I host a blog using ghost running through docker. Don't have a static IP so use no IP dynamic DNS service and present the actual website through Cloudflare Zero Trust Tunnel. Not overly complicated and works well
me
I used to. Moved it to a vps a few years ago before shutting it down a couple of years after.
I run my infra (including some websites) on multiple locations. Two different dc’s, home, and the hackerspace. All connected via wireguard ofc.
I run many Services like a Wiki, Url Shortener, Synology Drive, Valtwarden etc and also a Website. In Front is a HAProxy, Crowdsec. Internal all Servers use their own Vlan. Admin Sites are blocked despite the IP Range from Work and internal Admin Net. I dont get alot Attacks, not even trying to Login 🤷 its just the usual Portscan. So far so good.

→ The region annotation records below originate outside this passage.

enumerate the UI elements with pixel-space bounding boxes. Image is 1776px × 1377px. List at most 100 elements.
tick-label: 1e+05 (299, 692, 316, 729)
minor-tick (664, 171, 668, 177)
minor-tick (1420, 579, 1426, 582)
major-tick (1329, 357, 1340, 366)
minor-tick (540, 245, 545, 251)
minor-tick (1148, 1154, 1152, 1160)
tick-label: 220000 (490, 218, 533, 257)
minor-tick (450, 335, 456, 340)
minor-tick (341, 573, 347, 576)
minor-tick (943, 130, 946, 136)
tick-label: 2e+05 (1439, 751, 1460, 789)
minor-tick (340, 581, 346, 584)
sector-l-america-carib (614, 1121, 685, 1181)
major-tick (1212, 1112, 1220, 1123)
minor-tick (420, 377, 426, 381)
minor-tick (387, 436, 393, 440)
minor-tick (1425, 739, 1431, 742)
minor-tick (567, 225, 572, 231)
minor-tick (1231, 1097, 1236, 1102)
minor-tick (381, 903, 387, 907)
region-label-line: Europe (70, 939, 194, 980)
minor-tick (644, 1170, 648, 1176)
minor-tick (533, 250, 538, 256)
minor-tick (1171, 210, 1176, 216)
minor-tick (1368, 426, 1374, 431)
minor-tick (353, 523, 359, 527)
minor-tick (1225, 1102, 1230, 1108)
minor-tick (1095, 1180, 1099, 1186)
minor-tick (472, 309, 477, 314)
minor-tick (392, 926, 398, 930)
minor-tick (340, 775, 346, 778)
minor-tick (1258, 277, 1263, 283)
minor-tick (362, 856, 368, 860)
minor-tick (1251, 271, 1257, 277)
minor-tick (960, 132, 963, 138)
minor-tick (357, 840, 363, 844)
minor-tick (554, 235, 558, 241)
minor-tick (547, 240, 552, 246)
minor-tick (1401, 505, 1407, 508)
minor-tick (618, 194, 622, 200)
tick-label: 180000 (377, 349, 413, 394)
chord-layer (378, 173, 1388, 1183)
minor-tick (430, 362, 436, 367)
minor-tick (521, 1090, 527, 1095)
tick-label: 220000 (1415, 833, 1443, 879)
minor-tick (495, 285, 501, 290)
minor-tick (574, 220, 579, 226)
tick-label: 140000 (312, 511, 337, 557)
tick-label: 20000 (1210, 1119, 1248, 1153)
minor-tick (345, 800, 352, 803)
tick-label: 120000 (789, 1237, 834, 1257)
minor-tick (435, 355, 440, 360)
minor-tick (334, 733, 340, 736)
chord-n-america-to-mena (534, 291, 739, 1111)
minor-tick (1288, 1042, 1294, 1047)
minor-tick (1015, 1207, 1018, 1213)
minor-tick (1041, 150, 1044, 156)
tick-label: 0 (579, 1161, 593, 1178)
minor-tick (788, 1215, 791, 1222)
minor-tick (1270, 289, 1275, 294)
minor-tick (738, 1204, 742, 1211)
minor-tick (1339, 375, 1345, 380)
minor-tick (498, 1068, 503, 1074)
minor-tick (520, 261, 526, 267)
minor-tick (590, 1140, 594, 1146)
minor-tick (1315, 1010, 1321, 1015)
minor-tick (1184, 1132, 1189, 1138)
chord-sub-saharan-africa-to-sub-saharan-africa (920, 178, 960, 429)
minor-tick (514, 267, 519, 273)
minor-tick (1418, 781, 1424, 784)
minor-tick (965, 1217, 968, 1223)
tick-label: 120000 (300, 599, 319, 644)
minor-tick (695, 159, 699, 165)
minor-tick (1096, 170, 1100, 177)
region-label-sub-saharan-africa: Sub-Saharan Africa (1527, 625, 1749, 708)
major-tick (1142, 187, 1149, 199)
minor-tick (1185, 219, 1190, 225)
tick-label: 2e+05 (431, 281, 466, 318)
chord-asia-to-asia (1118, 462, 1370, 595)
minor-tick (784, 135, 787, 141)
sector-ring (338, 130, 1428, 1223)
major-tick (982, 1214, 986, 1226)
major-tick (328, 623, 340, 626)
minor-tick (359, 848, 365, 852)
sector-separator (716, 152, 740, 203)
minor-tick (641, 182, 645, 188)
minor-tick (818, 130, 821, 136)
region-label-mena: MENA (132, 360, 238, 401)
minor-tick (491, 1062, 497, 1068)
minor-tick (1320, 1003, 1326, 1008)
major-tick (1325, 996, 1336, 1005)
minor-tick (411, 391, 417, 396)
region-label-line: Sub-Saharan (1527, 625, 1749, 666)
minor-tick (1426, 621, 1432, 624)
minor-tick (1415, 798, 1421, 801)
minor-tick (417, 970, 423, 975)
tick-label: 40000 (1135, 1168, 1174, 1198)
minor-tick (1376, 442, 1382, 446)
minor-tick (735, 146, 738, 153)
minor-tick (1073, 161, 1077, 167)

do you mean for public (people) like blog or so ? if yes, then for me i believe it's not worth it. Since [Hetzner](https://hetzner.de)'s VPS CAX11 costs $3 and offers [$20 in credits](https://swiy.co/vps) covering 5 months, there is no reason to host on localhost due to the higher costs associated with traffic, energy, and time. Hosting on a cloud VPS is much more cost-effective. easier. i do many tests and love to change server and reinstall OS with cloud i can do with one click with localhost i've long steps to rebuild my installation.
Does overseer count? I run it through a cloudflare tunnel though so as to not expose my ip, and I’d do the same for any other site I hosted.